Despite that, Cloud 9 Services are able to work some magic of their own. One of the things that sets their business apart is underground work. This experience has allowed them to contract with heavy construction contractors, road builders, commercial property owners and property managers, which has led their company in whole new direction.


The recession hit Fender and his family just like the rest of the country leading them to make some tough decisions. “About 5 years ago, in the depths of the recession, things were really bad. There was no profit. It was horrible. We were making payments on some new equipment, but not getting a bunch of work.”

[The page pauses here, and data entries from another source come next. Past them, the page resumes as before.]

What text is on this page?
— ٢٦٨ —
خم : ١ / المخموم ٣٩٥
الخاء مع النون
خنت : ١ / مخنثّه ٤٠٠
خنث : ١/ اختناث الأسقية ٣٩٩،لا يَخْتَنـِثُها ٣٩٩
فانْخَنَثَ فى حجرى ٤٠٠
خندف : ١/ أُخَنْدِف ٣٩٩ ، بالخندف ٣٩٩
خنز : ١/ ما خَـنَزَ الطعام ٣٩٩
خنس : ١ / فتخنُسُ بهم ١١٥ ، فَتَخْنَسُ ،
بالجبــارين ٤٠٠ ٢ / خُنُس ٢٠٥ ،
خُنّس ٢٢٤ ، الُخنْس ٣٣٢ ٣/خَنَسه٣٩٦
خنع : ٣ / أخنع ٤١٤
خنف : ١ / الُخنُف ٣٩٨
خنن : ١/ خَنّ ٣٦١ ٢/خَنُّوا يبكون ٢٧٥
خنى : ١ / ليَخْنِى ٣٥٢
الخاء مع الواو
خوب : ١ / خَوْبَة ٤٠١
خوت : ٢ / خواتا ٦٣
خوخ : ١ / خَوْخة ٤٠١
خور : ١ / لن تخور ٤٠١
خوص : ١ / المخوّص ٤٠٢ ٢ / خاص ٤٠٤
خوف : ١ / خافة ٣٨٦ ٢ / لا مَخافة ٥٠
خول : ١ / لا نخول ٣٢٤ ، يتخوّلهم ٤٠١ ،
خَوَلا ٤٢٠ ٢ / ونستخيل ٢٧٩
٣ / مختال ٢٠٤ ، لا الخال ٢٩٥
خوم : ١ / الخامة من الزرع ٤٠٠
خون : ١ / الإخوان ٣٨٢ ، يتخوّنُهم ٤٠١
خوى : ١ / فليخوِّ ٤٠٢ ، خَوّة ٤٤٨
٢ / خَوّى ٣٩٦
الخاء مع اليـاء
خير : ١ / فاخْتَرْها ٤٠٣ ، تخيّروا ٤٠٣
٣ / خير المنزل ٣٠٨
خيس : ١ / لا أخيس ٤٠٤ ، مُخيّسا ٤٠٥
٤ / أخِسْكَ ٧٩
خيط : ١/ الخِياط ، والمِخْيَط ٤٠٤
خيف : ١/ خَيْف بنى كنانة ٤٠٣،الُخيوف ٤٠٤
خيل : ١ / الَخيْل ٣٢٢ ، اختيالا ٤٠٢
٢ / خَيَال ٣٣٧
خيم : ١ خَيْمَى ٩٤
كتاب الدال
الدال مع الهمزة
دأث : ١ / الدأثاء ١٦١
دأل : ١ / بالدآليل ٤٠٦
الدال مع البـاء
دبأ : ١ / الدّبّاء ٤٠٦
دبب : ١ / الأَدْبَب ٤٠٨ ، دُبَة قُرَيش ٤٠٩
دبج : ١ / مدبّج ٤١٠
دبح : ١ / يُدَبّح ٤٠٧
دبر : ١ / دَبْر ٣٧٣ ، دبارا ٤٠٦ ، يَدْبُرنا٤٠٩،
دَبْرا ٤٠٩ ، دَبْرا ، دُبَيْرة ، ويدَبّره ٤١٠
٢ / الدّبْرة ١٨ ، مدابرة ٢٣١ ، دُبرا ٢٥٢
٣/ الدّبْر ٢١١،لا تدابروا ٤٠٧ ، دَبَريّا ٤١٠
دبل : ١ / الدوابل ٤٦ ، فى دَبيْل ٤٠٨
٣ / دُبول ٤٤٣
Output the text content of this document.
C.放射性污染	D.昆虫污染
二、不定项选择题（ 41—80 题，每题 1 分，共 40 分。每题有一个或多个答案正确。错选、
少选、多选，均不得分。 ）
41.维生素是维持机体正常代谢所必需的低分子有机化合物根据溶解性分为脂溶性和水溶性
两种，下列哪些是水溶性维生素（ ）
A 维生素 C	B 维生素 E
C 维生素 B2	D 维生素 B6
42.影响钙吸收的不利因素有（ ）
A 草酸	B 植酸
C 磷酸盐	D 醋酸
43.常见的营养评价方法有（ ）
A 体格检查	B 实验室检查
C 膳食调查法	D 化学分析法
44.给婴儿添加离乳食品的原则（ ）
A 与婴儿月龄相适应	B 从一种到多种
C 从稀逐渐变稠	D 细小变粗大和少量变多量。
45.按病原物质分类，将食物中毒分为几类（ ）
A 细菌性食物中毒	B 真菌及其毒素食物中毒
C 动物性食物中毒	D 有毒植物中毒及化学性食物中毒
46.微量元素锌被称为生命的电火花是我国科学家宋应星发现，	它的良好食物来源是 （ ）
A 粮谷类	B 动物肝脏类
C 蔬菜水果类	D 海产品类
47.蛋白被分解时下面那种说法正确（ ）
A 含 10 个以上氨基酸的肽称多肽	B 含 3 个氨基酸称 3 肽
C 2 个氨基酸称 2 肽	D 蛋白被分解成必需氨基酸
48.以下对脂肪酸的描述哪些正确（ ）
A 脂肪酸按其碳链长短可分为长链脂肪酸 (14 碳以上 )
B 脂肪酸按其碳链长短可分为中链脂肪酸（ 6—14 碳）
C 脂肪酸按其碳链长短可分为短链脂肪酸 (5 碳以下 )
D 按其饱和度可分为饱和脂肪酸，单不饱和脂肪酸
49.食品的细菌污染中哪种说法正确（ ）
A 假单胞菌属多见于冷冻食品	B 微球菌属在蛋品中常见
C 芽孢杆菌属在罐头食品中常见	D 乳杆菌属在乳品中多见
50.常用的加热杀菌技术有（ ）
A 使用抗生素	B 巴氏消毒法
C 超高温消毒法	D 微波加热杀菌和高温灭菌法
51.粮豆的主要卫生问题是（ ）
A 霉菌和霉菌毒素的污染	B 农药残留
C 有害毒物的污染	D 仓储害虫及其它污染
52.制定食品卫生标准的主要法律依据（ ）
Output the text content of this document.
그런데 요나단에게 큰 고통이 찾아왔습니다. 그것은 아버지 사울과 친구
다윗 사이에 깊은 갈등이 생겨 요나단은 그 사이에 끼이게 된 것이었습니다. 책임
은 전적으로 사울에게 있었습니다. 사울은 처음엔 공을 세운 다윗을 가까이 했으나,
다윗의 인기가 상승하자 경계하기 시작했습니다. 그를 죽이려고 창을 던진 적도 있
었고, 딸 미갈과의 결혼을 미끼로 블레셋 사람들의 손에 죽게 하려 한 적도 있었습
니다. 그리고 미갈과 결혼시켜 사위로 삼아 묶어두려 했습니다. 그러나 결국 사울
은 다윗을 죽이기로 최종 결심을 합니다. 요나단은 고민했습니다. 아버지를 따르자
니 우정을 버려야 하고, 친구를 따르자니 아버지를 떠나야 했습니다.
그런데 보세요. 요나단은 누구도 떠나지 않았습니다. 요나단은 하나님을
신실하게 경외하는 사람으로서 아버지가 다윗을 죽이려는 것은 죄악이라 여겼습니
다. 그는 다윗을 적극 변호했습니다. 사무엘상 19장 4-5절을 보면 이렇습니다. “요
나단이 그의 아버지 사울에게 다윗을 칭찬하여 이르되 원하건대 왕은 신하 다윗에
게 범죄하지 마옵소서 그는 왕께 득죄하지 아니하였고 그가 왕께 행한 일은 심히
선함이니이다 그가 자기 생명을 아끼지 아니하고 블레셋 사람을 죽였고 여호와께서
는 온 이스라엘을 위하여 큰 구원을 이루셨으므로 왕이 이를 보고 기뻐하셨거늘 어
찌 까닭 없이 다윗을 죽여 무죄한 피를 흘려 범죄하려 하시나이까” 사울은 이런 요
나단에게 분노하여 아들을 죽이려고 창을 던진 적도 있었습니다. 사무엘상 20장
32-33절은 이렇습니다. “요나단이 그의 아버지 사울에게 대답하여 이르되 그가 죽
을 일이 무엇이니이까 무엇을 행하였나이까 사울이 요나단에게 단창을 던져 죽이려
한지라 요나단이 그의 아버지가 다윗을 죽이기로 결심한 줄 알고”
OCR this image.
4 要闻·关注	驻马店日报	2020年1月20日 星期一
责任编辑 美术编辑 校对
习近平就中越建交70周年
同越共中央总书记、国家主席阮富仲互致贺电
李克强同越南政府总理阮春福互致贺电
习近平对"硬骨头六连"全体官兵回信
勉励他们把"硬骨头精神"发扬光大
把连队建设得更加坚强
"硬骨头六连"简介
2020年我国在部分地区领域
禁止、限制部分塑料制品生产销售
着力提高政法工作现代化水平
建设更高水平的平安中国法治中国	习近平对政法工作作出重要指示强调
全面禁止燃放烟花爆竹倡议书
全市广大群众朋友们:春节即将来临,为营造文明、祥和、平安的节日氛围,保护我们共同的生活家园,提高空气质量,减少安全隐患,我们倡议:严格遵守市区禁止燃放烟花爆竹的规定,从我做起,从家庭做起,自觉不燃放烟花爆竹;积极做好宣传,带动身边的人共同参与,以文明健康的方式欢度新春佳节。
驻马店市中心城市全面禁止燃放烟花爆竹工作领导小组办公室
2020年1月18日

“I understood that my leadership as president was not as good as it could be. My wife Xi Lu (called Lucy) was the head CPA for the pipeline construction department of the largest oil company in China and had great management skills. She took over as president of Cloud 9 Services and began making the monetary decisions–figuring out where our profit margins are, wages, equipment sales, etc. Thanks to her leadership, we were able to make some tough decisions about selling new equipment and downsizing to make it through the recession.

“My job is quality control and estimating. I made a commitment to her to double down and work Saturdays and Sundays. We kept working and for the third year in a row we are showing profits again and doing well. I owe our success to her leadership.”


Getting customers takes marketing savvy, but retaining customers is all about service. “One of the keys to keeping customers happy is responsiveness. We are a 24-hour company and I’m the 24-hour guy. Even when I go on vacation this summer, I have two guys that will take turns answering the calls.

“We also quote up front whether it is an hourly job or a lump sum project. Before we mobilize, we break down our pricing for our customer so that everyone is on the same page. We’ve heard of some competitors who do a lot of change orders and the customers don’t like that.

“If we get a call back on a job, we immediately go back and remedy the situation no matter how big the job is. We also honor all warranties and work that we do.

“We want to make our money honestly and strive to give the customer more than they expect. Sometimes we even put that in the bid. For example, when a property manager asks for a variety of services, I’ll throw in cleaning a sewer line that was not originally included, for free.”

“We are always learning, growing and improving so that we can provide the best service.”